We want to minimize assignments where the referee declared inexpert. Use a weak constraint:

:~ assign(R, Req), bid(R, Req, inexpert). [1@1, R, Req]

The [1@1] gives a penalty of 1 at priority 1. The solver minimizes total penalty.

Maximize Expert Assignments

Similarly, we maximize expert assignments:

:~ assign(R, Req), not bid(R, Req, expert). [1@2, R, Req]

This penalizes non-expert assignments at a higher priority (2) so the solver first maximizes experts, then minimizes inexpert.

Step 4: Complete Program and Usage

Combine all rules. Your problem_encoding.lp should look like:

% Domain
referee(R) :- bid(R, _, _).
request(R) :- bid(_, R, _).

% Guess
{ assign(R, Req) : bid(R, Req, _) } = 1 :- request(Req).

% Workload balance
workload(R, W) :- W = #count{Req : assign(R, Req)}, referee(R).
maxWorkload = #max{W : workload(R,W)}.
minWorkload = #min{W : workload(R,W)}.
:- maxWorkload - minWorkload > m.

% Familiar limit
familiarCount(R, C) :- C = #count{Req : assign(R, Req), bid(R, Req, familiar)}, referee(R).
:- familiarCount(R, C), C > k.

% Minimize inexpert
:~ assign(R, Req), bid(R, Req, inexpert). [1@1, R, Req]

% Maximize expert
:~ assign(R, Req), not bid(R, Req, expert). [1@2, R, Req]

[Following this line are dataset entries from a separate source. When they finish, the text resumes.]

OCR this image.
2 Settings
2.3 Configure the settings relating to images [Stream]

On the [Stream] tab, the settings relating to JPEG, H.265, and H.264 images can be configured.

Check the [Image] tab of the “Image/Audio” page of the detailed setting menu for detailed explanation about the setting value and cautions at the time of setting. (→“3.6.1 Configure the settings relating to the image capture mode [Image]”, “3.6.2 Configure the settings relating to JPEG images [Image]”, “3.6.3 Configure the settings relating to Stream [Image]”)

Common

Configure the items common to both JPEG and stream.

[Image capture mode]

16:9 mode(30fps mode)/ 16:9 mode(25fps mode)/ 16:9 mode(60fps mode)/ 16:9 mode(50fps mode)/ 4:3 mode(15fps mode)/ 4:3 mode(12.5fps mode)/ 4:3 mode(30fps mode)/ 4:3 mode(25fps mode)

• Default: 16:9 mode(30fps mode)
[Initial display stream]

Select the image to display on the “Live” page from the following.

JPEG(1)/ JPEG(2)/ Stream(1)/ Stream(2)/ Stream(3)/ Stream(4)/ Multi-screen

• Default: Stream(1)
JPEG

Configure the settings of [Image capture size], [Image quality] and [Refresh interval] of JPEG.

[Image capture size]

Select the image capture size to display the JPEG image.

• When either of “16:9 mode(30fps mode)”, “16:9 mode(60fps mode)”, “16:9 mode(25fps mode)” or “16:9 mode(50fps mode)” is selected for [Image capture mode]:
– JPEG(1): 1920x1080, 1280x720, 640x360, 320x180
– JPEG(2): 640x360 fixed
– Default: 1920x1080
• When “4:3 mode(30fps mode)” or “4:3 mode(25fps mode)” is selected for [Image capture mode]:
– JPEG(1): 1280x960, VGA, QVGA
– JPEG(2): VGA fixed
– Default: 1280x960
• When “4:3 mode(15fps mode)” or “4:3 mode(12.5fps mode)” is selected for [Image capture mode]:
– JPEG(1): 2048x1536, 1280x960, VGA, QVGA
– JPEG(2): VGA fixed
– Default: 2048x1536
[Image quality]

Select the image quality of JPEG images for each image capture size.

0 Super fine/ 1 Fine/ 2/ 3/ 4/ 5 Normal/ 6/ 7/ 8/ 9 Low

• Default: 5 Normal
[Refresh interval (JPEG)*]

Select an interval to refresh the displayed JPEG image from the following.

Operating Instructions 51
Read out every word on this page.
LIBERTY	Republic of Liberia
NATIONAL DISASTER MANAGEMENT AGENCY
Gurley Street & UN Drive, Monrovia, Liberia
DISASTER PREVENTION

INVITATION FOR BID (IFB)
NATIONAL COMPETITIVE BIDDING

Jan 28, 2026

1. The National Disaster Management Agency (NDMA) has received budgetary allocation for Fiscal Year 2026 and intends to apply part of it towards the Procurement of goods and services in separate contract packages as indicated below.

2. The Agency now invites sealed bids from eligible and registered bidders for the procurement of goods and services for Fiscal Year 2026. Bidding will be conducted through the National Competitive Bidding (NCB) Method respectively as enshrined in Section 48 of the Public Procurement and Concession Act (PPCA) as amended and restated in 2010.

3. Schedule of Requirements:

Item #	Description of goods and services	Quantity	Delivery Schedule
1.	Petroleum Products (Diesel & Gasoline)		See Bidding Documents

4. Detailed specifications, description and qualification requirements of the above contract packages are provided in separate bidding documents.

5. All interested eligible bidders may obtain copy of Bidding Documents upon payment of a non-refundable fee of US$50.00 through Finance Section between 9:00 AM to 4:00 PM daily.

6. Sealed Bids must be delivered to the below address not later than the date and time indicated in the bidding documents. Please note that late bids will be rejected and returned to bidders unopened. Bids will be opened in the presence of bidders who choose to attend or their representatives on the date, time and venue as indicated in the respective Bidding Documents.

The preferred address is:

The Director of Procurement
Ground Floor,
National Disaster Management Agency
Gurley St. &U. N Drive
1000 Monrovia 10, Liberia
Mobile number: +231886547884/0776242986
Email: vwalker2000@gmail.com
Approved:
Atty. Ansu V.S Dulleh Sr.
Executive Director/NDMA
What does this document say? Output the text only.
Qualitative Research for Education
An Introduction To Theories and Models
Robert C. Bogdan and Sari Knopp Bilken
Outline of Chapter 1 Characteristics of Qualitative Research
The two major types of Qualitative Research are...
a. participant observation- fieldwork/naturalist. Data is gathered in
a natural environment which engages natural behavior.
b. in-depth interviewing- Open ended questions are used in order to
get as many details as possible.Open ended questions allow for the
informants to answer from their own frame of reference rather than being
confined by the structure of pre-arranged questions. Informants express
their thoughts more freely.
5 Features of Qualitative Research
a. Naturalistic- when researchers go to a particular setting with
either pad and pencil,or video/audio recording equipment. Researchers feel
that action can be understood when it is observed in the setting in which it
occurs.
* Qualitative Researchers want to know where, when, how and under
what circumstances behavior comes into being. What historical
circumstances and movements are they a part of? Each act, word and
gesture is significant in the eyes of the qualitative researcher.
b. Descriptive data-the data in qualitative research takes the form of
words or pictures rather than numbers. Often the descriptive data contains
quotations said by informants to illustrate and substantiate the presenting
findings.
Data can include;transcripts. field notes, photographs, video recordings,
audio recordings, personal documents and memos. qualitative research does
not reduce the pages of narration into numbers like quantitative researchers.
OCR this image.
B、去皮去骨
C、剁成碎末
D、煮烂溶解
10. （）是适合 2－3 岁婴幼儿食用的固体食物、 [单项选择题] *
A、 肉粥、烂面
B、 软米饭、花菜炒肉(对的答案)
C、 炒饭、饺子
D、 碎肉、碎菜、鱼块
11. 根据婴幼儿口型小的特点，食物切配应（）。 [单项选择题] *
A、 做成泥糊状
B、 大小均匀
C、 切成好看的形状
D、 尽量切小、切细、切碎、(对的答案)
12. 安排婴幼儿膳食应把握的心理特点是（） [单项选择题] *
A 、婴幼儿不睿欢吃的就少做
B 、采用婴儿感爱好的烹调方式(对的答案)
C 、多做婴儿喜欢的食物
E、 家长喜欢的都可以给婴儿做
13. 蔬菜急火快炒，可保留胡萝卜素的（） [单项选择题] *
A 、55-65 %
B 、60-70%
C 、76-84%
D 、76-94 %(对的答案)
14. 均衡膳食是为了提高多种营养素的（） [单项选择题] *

Run with: clingo problem_encoding.lp --const n=3 --const m=1 --const k=2 and provide bid/3 facts in the same file or via stdin.

Optimization Tips for Your CMT304 Submission

To achieve high distinction, consider:

  • Use heuristics to guide search: #heuristic assign(R,Req) : bid(R,Req,expert). [1, true]
  • Add symmetry breaking constraints to reduce search space.
  • Document each rule clearly, explaining how the body is evaluated and what output it generates.
  • Discuss the guess-and-test methodology in your report: the choice rule guesses, constraints test, and weak constraints optimize.

Real-World Connections

This problem resembles matching algorithms used in gig economy apps like Uber or Upwork, where tasks are assigned to workers based on skills and availability. In AI research, similar ASP encodings are used for robot task planning and scheduling. Understanding ASP gives you a powerful tool for solving constraint satisfaction problems in many domains.

Conclusion

By following this tutorial, you've built a complete ASP solution for the patent assignment problem. Remember to test with various inputs and parameters to ensure your program finds all solutions. Good luck with your CMT304 assessment!